When studying active CO(2) and HCO(3) (-) transport by cyanobacteria, it is often useful to be able to inhibit concomitant CO(2) fixation. We have found that glycolaldehyde was an efficient inhibitor of photosynthetic CO(2) fixation in Synechococcus UTEX 625. Glycolaldehyde did not inhibit inorganic carbon accumulation due to either active CO(2) or HCO(3) (-) transport.
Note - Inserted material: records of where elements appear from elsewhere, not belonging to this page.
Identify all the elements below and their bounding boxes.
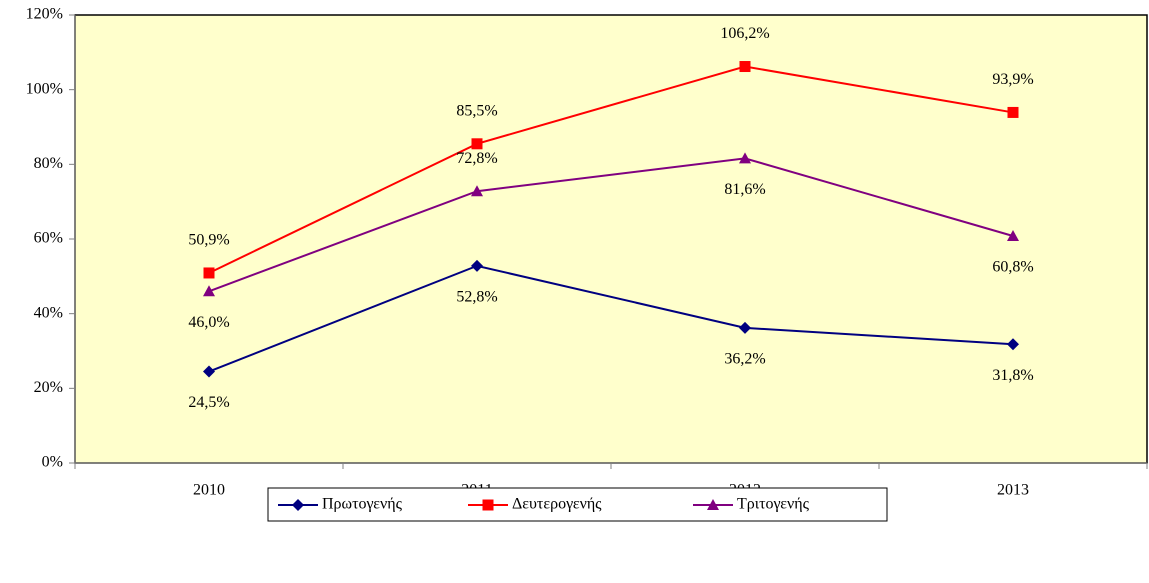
marker [739,152,751,164]
series-line [208,65,1014,274]
legend-marker [482,499,494,511]
marker [739,61,751,73]
legend-label: Δευτερογενής [512,496,602,513]
marker [1007,230,1019,242]
legend-box [267,487,888,522]
data-label: 50,9% [188,232,229,249]
y-tick-label: 60% [34,230,63,247]
legend-marker [707,499,719,510]
marker [471,259,483,272]
legend-marker [292,499,304,511]
data-label: 72,8% [456,150,497,167]
y-tick-label: 40% [34,304,63,321]
marker [1007,106,1019,118]
legend-label: Τριτογενής [737,496,810,513]
y-tick-label: 80% [34,155,63,172]
marker [739,321,751,334]
series-line [208,157,1014,293]
data-label: 24,5% [188,394,229,411]
data-label: 36,2% [724,351,765,368]
legend: Πρωτογενής Δευτερογενής Τριτογενής [267,487,888,522]
marker [471,138,483,150]
data-label: 46,0% [188,314,229,331]
marker [203,267,215,279]
data-label: 93,9% [992,71,1033,88]
marker [471,185,483,197]
series-line [208,264,1014,373]
data-label: 60,8% [992,259,1033,276]
y-tick-label: 20% [34,379,63,396]
marker [1007,338,1019,351]
legend-label: Πρωτογενής [322,496,403,513]
data-label: 52,8% [456,289,497,306]
marker [203,285,215,297]
y-tick-label: 120% [26,6,63,23]
data-label: 81,6% [724,181,765,198]
data-label: 85,5% [456,102,497,119]
data-label: 106,2% [720,25,769,42]
x-tick-label: 2013 [997,482,1029,499]
plot-area [74,14,1148,464]
marker [203,365,215,378]
y-tick-label: 0% [42,454,63,471]
x-tick-label: 2010 [193,482,225,499]
y-tick-label: 100% [26,80,63,97]
data-label: 31,8% [992,367,1033,384]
When glycolaldehyde (10 millimolar) was added to rapidly photosynthesizing cells, CO(2) fixation was stopped within 15 seconds. The quenching of chlorophyll a fluorescence remained high (</= 82% control) when CO(2) fixation was completely blocked by glycolaldehyde. This quenching was relieved upon the addition of a glucose oxidase oxygentrap. This is consistent with our previous finding that q-quenching in the absence of CO(2) fixation was due to O(2) photoreduction. Photosynthetic CO(2) fixation was also inhibited by d,l,-glyceraldehyde but a sixfold higher concentration was required. Glycolaldehyde acted much more rapidly than iodoacetamide (15 seconds versus 300 seconds) and did not cause the onset of net O(2) evolution often observed with iodoacetamide. Glycolaldehyde will be a useful inhibitor when it is required to study CO(2) and HCO(3) (-) transport without the complication of concomitant CO(2) fixation.